Thompson Coit Elliott (1862-1943) was born in Barkhamstead, Connecticut and educated at Amherst College, Massachusetts. Elliott traveled west to Walla Walla, Washington in 1886. He married Anna Baker in 1890 and they had 6 children. One of their daughters, Dorothy Elliott, later held ownership of the Seaview home and operated a camp for girls in Nahcotta known as Camp Willapa.
T.C. Elliott, an investment banker, had a passion for history. His family history can be traced back to the Mayflower and the Revolutionary War. He wrote extensively about the early fur trade, Inland Empire explorations, and early contact on the Oregon Coast. He was a board member of the Oregon Historical Society and the Washington State Historical Society. He was an active member of the American Historical Society and a Fellow of the Royal Historical Society.

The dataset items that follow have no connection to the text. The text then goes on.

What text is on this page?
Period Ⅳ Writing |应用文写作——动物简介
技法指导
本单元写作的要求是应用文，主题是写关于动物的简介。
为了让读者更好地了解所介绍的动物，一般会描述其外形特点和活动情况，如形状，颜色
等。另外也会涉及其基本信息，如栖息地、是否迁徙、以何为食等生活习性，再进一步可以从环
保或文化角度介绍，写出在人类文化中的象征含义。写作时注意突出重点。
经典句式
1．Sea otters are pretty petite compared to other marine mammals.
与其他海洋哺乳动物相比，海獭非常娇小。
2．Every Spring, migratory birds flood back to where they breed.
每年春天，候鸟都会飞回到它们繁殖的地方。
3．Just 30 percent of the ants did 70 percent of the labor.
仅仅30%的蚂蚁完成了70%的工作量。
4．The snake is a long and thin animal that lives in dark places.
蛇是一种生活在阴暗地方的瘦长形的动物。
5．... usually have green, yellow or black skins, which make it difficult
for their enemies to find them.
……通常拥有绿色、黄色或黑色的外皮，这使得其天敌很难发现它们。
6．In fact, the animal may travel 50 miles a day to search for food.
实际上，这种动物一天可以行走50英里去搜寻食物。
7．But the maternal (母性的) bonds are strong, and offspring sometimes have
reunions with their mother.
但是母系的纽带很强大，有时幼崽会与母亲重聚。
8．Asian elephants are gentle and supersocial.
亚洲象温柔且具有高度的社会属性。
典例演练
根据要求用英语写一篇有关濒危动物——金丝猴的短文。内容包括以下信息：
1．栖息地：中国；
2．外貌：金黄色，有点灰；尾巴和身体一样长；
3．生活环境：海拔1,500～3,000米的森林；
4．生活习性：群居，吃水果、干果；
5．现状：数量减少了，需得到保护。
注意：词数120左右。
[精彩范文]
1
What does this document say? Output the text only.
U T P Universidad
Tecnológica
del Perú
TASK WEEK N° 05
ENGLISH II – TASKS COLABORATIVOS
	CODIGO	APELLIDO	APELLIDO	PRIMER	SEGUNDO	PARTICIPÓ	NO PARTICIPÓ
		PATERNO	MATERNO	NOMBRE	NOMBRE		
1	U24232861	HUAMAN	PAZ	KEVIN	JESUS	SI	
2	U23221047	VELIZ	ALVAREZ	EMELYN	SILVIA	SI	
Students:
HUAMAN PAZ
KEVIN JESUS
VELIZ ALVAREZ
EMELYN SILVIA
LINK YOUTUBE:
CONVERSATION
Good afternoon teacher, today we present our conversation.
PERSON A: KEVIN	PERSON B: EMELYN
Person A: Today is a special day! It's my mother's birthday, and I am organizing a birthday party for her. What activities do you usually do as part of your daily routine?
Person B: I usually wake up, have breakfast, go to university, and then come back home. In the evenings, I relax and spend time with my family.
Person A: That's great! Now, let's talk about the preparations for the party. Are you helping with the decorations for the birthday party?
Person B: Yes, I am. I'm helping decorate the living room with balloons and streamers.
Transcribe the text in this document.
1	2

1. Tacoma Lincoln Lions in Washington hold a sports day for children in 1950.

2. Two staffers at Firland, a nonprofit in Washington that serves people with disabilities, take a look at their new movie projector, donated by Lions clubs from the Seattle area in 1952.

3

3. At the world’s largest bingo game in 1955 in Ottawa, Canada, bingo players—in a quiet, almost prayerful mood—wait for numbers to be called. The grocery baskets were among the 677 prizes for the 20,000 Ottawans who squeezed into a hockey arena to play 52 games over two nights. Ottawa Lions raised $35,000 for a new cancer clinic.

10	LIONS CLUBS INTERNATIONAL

The Elliott family joined many other families escaping the summer heat by traveling up the Columbia River by steamship, then embarking up the Peninsula by way of the Clamshell Railroad to their summer homes. Fathers would travel back for the workweek and rejoin families on the weekends.
The Dutch Colonial home built in 1905 must have been reminiscent of T.C. Elliott’s childhood in New England. The property is on the original Stout Hotel grounds in the core of the Victorian beach community. Hotel guests would stroll across the grounds to the water’s edge which lapped the rear of the property. While most of Seaview is platted on 50 x 100 lots, the house enjoys expansive grounds snuggled between the historic Shulderman Collie house and U.S. Senator Henry Winslow Corbett’s summer home, now the Sou’wester Lodge. The ‘Railroad that Ran by the Tide’ traveled in front of the home with the Seaview Depot across the street.
Owners Brett and Nansen Malin have spent the past 20 years working to restore the 6 bedroom home with a carriage house, koi pond and vast property transforming it into a picturesque and magical compound.